The present findings imply that oscillatory correlations consistent with those reported between retinal ganglion cells in several species can substantially augment the stimulus information conveyed by a simple rate-code, the latter being defined by a code in which local pixel intensity is conveyed entirely by the number of spikes produced by the corresponding ganglion cell.
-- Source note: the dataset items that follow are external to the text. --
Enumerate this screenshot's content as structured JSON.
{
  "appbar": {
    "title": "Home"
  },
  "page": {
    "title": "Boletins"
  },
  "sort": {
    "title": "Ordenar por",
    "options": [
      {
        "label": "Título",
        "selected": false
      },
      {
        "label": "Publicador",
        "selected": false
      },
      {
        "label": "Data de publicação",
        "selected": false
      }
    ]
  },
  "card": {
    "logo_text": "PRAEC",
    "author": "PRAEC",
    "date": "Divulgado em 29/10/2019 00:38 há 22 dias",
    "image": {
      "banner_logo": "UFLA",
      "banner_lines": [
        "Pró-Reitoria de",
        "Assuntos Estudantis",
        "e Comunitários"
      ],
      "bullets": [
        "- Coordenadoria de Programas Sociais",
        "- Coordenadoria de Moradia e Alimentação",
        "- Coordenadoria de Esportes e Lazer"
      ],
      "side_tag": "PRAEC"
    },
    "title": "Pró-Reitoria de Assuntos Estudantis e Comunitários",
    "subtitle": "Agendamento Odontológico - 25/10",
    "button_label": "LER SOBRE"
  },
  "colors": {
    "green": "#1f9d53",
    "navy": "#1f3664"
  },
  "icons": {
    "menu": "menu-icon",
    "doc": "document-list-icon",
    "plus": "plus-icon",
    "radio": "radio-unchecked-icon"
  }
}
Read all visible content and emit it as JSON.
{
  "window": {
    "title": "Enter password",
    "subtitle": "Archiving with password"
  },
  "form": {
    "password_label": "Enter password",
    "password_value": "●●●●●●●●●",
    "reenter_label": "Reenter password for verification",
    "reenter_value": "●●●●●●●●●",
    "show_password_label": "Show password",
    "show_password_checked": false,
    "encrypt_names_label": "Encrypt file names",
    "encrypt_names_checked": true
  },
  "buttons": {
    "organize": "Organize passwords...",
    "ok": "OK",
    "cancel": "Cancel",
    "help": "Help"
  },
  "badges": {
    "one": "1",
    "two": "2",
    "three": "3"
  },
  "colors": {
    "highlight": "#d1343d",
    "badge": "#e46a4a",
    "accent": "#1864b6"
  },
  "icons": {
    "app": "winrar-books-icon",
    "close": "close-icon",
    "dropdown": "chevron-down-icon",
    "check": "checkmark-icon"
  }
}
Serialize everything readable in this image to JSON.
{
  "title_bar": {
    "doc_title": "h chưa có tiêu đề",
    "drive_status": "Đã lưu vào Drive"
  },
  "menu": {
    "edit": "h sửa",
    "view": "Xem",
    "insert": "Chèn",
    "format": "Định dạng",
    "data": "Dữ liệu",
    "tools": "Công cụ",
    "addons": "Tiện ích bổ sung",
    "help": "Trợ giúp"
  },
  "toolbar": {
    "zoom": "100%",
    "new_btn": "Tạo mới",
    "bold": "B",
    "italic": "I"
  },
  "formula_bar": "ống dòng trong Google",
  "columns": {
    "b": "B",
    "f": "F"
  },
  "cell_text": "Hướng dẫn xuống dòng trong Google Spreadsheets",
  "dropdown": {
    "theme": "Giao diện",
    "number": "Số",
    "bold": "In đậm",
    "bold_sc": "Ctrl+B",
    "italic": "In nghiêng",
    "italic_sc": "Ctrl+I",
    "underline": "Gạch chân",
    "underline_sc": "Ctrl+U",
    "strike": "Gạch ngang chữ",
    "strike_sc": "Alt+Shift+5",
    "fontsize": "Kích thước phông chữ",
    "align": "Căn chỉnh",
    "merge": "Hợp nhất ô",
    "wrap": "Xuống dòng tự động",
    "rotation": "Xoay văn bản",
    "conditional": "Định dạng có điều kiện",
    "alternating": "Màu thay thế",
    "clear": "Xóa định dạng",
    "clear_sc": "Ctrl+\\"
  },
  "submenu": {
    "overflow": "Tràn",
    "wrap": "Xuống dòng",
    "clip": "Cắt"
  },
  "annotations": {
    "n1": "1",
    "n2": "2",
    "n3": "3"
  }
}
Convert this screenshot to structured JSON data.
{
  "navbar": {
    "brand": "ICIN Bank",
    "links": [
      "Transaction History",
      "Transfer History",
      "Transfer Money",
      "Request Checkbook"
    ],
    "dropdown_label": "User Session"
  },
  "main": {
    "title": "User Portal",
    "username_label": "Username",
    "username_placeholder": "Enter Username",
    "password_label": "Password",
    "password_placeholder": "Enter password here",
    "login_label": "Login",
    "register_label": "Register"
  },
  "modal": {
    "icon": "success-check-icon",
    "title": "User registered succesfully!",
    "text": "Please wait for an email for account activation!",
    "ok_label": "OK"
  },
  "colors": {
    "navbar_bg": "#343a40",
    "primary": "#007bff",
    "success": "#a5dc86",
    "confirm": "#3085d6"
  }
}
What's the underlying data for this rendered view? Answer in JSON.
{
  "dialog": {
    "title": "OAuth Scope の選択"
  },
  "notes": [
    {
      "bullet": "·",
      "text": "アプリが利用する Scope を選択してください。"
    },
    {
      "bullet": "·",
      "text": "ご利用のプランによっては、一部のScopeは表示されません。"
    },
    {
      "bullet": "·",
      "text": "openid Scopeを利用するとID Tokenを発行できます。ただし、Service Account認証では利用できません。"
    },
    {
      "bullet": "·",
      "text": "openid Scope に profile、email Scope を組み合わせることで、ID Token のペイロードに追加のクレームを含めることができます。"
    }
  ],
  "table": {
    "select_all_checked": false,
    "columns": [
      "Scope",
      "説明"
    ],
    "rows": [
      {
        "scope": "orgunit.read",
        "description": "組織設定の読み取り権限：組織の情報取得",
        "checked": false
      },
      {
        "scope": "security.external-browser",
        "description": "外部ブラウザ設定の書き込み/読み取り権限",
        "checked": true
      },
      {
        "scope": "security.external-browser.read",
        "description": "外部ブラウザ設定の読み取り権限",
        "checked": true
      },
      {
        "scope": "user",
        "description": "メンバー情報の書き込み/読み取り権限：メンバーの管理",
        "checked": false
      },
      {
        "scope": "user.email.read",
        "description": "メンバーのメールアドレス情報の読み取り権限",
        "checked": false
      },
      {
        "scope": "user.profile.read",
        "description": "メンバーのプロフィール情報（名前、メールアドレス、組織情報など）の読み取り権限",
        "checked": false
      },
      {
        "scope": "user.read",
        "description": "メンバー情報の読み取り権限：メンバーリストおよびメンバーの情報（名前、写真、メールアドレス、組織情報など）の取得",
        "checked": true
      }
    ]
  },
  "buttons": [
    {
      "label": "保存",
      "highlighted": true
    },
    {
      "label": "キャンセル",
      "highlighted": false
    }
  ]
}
Neither purely spatial correlations in the number of spikes, nor purely temporal correlations within the individual spikes trains, could by themselves account for the superior quality of the image reconstructions obtained here by fully exploiting both spatial and temporal correlations simultaneously. Spatiotemporal correlations mediated performance levels on an ON/OFF pixel discrimination task that, if instead mediated by an independent rate-code, would have required approximately four times as many spikes to achieve similar accuracy. By distributing local intensity information across an extended neighborhood of contiguously activated cells, the present findings indicate that rapid image reconstructions can be accomplished using far fewer impulses than would otherwise be required.